Click the “play” icon on the image above to watch a short film about Esperanza Community and The Other Ones Foundation.
Jimmy James learned about the Esperanza Community by googling “Texas homeless camps.” He’d been living on the streets of Houston for about three years, and the challenges of that lifestyle nearly brought him to a breaking point. After being reassured by a friend who had visited the place, he bought a tent and moved to Austin on December 1, 2020.
When he arrived, Jimmy found an encampment of roughly 150 people living in tents and temporary shelters on a sprawling, flat slab of asphalt off U.S. 183 that was once a Texas Department of Transportation storage lot. The state’s governor, Greg Abbott, designated the site for camping in late 2019 in an effort to divert unhoused people from downtown Austin.

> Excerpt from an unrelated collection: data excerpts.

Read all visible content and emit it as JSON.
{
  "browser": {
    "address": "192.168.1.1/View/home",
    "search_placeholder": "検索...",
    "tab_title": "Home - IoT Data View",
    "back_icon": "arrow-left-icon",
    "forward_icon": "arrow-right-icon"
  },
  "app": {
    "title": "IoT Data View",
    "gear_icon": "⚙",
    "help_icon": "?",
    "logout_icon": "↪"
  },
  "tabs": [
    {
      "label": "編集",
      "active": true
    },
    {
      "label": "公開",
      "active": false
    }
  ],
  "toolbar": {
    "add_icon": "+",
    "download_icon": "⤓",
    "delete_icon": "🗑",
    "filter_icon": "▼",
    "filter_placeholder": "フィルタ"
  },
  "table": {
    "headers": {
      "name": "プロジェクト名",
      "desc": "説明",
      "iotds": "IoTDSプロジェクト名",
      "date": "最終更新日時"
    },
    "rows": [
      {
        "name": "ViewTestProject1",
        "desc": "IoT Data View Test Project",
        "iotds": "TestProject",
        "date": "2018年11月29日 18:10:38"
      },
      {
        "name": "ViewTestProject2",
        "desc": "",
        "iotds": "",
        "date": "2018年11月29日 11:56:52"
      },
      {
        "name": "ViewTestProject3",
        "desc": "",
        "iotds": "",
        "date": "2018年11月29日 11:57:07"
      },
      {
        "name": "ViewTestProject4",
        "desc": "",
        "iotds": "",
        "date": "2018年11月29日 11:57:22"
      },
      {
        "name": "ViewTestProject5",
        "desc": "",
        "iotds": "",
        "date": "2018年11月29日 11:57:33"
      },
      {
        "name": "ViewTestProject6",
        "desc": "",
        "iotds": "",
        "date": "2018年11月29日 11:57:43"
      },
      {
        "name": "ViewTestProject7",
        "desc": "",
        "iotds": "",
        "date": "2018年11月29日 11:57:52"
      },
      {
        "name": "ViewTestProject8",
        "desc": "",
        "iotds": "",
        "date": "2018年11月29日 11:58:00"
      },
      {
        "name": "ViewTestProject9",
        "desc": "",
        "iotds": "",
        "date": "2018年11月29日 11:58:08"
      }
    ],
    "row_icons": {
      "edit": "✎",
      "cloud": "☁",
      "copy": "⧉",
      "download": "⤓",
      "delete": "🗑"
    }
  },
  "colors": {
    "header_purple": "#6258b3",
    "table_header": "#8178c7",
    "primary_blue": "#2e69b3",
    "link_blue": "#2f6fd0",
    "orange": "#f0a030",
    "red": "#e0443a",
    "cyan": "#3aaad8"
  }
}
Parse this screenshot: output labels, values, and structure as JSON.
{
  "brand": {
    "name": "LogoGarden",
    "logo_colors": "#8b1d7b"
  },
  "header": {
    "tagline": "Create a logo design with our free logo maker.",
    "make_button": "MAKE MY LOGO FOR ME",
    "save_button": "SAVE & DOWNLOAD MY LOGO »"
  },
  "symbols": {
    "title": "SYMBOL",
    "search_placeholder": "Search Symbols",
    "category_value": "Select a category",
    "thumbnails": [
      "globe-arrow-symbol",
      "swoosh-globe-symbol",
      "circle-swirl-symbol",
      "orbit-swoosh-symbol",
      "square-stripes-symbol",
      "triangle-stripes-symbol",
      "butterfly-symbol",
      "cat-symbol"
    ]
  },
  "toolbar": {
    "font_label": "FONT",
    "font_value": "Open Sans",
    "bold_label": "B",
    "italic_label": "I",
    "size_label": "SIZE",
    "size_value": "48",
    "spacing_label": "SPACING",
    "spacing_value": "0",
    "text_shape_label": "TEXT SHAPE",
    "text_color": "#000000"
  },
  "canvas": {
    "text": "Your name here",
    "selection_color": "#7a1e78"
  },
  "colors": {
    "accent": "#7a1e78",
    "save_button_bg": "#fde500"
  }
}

By the time Jimmy moved to the community, it was also home to The Other Ones Foundation (TOOF), an organization that provides low-barrier income opportunities, hygiene facilities, and case management for Austin’s unhoused neighbors. TOOF relocated their office to the growing encampment in the summer of 2020, working in partnership with the residents and other organizations to create a safe community where people could access crucial support services.
As a result of this collaboration, the encampment evolved into the Esperanza Community — named through popular vote by the people living there, and guided by a similarly elected leadership committee of residents. Since their arrival as stewards of the site, TOOF has added a community kitchen, shower trailers, a clinic, an air-conditioned recreation room, space for on-site case management, and more than 30 temporary shelters for the community’s most vulnerable residents.
“I think this is going to prove to be a model of a safe and dignified place where people can get out of the streets and work through the system to find housing,” said Max Moscoe, TOOF’s communications manager.
That has already borne out for many Esperanza residents, including Jimmy. After living at Esperanza Community for about nine months, he was able to move into permanent housing about eight miles away, in Community First! Village, a 51-acre planned community that provides affordable homes and support for people coming out of chronic homelessness.
“I can’t believe that, after all this time, I’m finally getting a place to live,” he said. “This has saved me, so I owe a lot to the foundation. If it wasn’t for them, I’d still be in Houston on the streets.”
The Esperanza Community continues to evolve. In September, TOOF and partners broke ground on a critical new phase: the construction of a transitional housing complex, which will eventually include 200 individual tiny homes — insulated, lockable, and outfitted with electricity and air conditioning. Tents have been cleared from the lot, and many residents are now living in local hotels while construction continues.
“The cause of homelessness is a catastrophic loss of community,” Moscoe said, “and the antidote is to build a community. So that’s what we’re doing out here.”